Estado perde 9 milhões nas contrapartidas dos aviões C-295M

Tribunal de Contas aponta ilicitudes e irregularidades no processo aos governos de Passos e de Costa

O Tribunal de Contas (TC) vai enviar para o Ministério Público a auditoria, conhecida esta terça-feira, à alteração e revogação do contrato de contrapartidas associado à compra de 12 aeronaves C-295M entre o Estado português e a Airbus Defense & Space (ADS) em 2006. Para o tribunal há ilicitudes e irregularidades que atravessam tanto o Governo de Passos Coelho, em 2012, como o de António Costa, em 2018 e 2019.

No primeiro caso, a penalidade por incumprimento de contrato aplicada pelo Estado à ADS foi de 10%, quando deveria ter sido de 15%, tal como constava da lei, o que resultou, segundo o TC, numa ilicitude e prejuízo de 9,25 milhões de euros para os cofres do Estado. Em vez dos prováveis 27,75 milhões de euros, a penalização foi fixada em 18,5 milhões de euros.

No segundo caso - que está em apreciação neste relatório -, o tribunal considera que apesar de em 2017 já ter alertado, em duas recomendações, os ministros da Economia e a DGAE para a necessidade de zelar pela cobrança em dívida e de garantir as penalidades por incumprimento, estas ficaram aquém. Por outro lado, as alterações feitas ao contrato em 2018 "deveriam ter sido submetidas a fiscalização prévia do TC", o que não aconteceu, sendo que o tribunal também tem dúvidas quanto ao novo valor das contrapartidas acordado entre o atual governo e a ADS. Se o valor de contrapartidas não cumpridas foi acordado entre as partes em 185 milhões de euros, o TC considera que a fixação do pagamento de um valor mensal de 1,55 milhões de euros, a título de dedução, "não fica demonstrada como sendo uma contrapartida adequada".

Quando o Estado adquiriu as aeronaves em 2006 celebrou um contrato de contrapartidas, pelo qual a ADS deveria proporcionar um retorno industrial de 464 milhões de euros.

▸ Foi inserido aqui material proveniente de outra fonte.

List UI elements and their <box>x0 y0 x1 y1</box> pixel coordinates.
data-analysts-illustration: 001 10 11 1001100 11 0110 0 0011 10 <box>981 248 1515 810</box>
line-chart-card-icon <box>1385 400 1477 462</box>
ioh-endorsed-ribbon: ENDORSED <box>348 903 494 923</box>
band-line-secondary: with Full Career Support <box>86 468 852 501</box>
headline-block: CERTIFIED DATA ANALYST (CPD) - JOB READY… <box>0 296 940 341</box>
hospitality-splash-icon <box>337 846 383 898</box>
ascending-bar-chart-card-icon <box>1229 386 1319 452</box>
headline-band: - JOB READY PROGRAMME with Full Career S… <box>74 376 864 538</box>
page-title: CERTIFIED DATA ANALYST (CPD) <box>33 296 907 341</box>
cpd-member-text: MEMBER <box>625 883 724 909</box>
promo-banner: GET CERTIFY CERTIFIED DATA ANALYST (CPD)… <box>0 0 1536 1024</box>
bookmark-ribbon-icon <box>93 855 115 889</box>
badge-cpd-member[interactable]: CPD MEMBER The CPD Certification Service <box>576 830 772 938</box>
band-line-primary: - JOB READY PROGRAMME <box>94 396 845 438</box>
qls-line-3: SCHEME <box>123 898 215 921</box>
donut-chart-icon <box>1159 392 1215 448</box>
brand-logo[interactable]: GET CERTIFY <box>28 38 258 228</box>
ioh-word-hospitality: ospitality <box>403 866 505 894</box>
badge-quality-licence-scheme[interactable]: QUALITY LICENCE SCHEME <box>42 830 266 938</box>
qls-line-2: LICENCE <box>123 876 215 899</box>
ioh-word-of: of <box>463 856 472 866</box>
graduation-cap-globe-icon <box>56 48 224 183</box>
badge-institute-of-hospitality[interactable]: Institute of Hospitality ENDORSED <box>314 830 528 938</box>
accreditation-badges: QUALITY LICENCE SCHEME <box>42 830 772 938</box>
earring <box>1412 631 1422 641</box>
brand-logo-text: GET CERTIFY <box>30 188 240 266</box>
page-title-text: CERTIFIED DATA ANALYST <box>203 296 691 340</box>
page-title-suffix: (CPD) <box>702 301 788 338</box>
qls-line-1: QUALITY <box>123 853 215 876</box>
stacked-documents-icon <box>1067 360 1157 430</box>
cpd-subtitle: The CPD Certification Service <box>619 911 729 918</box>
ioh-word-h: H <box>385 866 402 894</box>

Mas "as contrapartidas não foram integralmente cumpridas nem no prazo original nem no prorrogado", refere o relatório.

O Estado optou então, "em dezembro de 2018, pela revogação consensual do contrato, tendo o montante do incumprimento sido fixado, por acordo, em 185 milhões de euros". Foi então acordada uma compensação ao Estado por incumprimento no montante de 18,5 milhões.

Outro problema foi encontrado no acordo de revogação do contrato de contrapartidas, que convencionou que a compensação devida ao Estado seria transformada num crédito para pagamento à ADS de serviços de manutenção dos aviões cujo custo sofreu um significativo agravamento em resultado da alteração do correspondente contrato em 2019. Ora, o mecanismo acordado "conduz à não inscrição em orçamento da compensação devida pelo incumprimento como receita e dos pagamentos da manutenção como despesa, o que consubstancia violação dos princípios orçamentais da universalidade e da não compensação", acusa o TC. Foi ainda previsto que, durante um período inicial, houvesse lugar à dedução ao crédito de um montante fixo mensal, o que se concretizou no montante de 1,55 M€. Para o TC, "não está demonstrado que esta dedução tenha tido contrapartida adequada".

Conclusões do TC:

Na alteração contratual de 2012 foi praticada uma ilicitude, que não só não acautelou os interesses do Estado como enfraqueceu a sua posição negocial e resultou num prejuízo de 9,25 M€.

O Ministro da Defesa Nacional e o Ministro de Estado, da Economia e Transição Digital,em dezembro de 2018, revogaram este contrato por mútuo acordo, em detrimento da sua renegociação para um prazo estendido de mais dois anos e com projetos adicionais ou da sua resolução unilateral, com execução da garantia.Tratou-se de uma decisão política.

Em setembro de 2019 a adenda n.º 1 ao Contrato FISS, integra um significativo agravamento financeiro para o Estado do custo de manutenção das aeronaves C-295 e benefícios contratuais de grande monta para a ADS, os quais (...) evidenciam uma negociação desvantajosa para o Estado.